L'Argentine a choisi le géant chinois du nucléaire CNNC pour construire deux centrales, dont l'une d'un coût estimé à 6 milliards de dollars, et l'autre utilisera le réacteur chinois de 3e génération Hualong, rival de l'EPR -- un nouveau succès pour les ambitions atomiques de Pékin.

Selon les termes de cet accord, signé dimanche en marge du G20 en Turquie, la Chine apportera la majorité des financements pour ces deux chantiers, ont rapporté mardi des médias officiels chinois. Et ce alors que Buenos Aires reste empêché d'emprunter sur les marchés.

CNNC (China National Nuclear Corporation), puissant groupe étatique, sera chargé de bâtir la quatrième centrale nucléaire argentine, dotée d'un réacteur de technologie canadienne Canada Deuterium Uranium ("Candu") et d'une puissance de 750 mégawatts.

Le coût de cette première centrale, évalué à 6 milliards de dollars, sera financé à 85% par la Chine, via des prêts sur 18 ans "à un taux inférieur à 6,5%", a précisé un communiqué du ministère argentin de la Planification. Les composants du site seront à 38% d'origine chinoise, le reste venant d'Argentine.

Quant à la seconde centrale, d'une capacité prévue de 1.000 mégawatts, elle devrait être équipée du premier réacteur de troisième génération de conception entièrement chinoise --le "Hualong-1".

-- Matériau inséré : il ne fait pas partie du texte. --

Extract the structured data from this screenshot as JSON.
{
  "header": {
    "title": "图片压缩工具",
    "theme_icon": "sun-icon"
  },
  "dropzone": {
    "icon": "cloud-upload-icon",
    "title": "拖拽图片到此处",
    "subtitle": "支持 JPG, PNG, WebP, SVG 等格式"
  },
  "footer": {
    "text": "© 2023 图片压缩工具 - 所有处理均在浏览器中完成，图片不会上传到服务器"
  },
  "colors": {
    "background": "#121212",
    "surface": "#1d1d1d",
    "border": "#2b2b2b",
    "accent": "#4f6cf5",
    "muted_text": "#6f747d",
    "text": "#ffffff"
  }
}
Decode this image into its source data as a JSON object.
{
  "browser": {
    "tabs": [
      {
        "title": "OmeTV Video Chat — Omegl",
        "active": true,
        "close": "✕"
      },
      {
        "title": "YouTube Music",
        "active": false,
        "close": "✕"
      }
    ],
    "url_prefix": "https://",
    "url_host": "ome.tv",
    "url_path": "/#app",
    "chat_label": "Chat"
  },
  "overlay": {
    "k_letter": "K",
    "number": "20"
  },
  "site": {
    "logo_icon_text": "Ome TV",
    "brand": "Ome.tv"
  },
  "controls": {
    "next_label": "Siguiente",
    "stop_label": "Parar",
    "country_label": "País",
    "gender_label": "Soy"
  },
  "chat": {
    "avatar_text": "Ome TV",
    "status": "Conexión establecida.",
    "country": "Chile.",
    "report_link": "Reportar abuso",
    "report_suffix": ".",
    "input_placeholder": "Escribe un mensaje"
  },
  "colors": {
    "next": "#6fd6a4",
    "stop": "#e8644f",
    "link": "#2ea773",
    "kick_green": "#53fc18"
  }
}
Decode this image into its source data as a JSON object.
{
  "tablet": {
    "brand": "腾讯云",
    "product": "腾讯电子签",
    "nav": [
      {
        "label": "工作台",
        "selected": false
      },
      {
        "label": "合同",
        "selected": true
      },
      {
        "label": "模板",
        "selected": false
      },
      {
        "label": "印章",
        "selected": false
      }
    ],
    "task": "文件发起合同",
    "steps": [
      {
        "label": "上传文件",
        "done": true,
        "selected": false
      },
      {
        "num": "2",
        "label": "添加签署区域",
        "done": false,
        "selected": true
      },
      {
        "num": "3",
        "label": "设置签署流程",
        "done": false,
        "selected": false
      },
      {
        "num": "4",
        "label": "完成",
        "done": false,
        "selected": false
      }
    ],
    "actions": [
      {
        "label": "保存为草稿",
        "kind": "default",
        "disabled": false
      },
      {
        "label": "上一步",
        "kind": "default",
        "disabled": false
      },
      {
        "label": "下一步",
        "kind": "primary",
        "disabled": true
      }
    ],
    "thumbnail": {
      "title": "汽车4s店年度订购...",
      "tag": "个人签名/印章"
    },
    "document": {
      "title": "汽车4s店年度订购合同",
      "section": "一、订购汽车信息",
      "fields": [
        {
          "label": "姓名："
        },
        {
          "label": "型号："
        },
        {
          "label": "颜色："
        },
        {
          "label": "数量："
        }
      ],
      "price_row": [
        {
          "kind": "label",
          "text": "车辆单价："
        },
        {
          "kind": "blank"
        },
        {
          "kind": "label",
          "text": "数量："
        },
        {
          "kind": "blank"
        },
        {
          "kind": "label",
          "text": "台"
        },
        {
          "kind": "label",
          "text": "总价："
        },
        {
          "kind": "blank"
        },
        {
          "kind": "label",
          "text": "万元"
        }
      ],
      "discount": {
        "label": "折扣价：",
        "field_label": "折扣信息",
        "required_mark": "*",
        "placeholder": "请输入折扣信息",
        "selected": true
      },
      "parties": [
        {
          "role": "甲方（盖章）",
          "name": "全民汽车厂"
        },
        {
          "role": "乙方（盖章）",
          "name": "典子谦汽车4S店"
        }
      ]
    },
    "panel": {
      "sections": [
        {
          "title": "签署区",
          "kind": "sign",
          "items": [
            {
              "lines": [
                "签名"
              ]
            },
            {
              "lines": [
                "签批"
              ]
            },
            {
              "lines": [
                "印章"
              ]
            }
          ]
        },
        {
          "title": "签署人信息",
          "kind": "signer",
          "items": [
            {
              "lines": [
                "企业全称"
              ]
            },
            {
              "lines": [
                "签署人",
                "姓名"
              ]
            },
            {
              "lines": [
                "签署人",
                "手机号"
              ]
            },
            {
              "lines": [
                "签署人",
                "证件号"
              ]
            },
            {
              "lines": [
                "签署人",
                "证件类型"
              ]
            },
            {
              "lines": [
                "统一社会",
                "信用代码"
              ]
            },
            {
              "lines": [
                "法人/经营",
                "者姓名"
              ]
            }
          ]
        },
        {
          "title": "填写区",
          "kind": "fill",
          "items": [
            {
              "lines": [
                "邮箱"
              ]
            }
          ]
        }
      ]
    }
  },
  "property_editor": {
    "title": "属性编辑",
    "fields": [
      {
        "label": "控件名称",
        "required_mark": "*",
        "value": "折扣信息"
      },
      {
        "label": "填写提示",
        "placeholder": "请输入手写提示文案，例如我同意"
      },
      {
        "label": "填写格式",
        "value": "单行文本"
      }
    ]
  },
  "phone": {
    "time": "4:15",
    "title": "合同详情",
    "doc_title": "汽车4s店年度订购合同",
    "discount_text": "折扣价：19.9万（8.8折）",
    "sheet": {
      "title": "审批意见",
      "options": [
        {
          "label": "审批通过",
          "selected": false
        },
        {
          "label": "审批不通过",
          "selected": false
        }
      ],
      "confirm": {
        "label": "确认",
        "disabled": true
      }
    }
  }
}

La construction du tout premier réacteur Hualong-1 en Chine a été lancée en fanfare par CNNC en mai dernier, mais celui-ci fait d'ores et déjà l'objet d'accords commerciaux à l'étranger --à commencer par le Pakistan.

Le gouvernement chinois entend en faire un fleuron technologique, propre à galvaniser une industrie nucléaire nationale en plein essor mais encore dominée par les technologies étrangères.

Le Hualong-1 rivaliserait de facto avec l’EPR français et l’AP1000 de l'Américain Westinghouse, qui connaissent tous deux des retards importants dans leur développement.

Ces deux nouvelles centrales en Argentine doubleront la capacité de production électrique du parc nucléaire du pays, a assuré un porte-parole de l'entreprise publique Nucleoelectrica Argentina (NA-SA), partenaire local de CNNC, cité par un journal officiel chinois.

Le ministre argentin de l'Economie, Axel Kicillof, s'est félicité d'accords "très favorables", qui "procureront (au pays) un surcroît d'énergie et de compétitivité", selon des propos rapportés par l'agence Chine nouvelle.

De son côté, CNNC y voit ouvertement une occasion de conforter les premiers succès du nucléaire chinois à l'étranger: "Nous espérons que cette coopération (avec l'Argentine) nous ouvrira la porte de nouveaux marchés en Amérique latine", a indiqué son directeur général Qian Zhimin.

Cet accord sino-argentin intervient peu de temps après la conclusion d'un ambitieux accord nucléaire entre la Chine et le Royaume-Uni fin octobre.

China General Nuclear Power Corporation (CGN), autre géant étatique du nucléaire chinois, financera ainsi un tiers (8,2 milliards d'euros) du projet de nouvelle centrale nucléaire d'EDF sur le site d'Hinkley Point C, dans le sud-ouest de l'Angleterre --le premier investissement de Pékin dans un secteur aussi stratégique et sensible d’un grand pays occidental.

La Chine elle-même s'impose comme le premier marché pour l'atome civil, avec 22 réacteurs actuellement en construction, soit un tiers des réacteurs en chantier dans le monde, selon la fédération World Nuclear Association (WNA).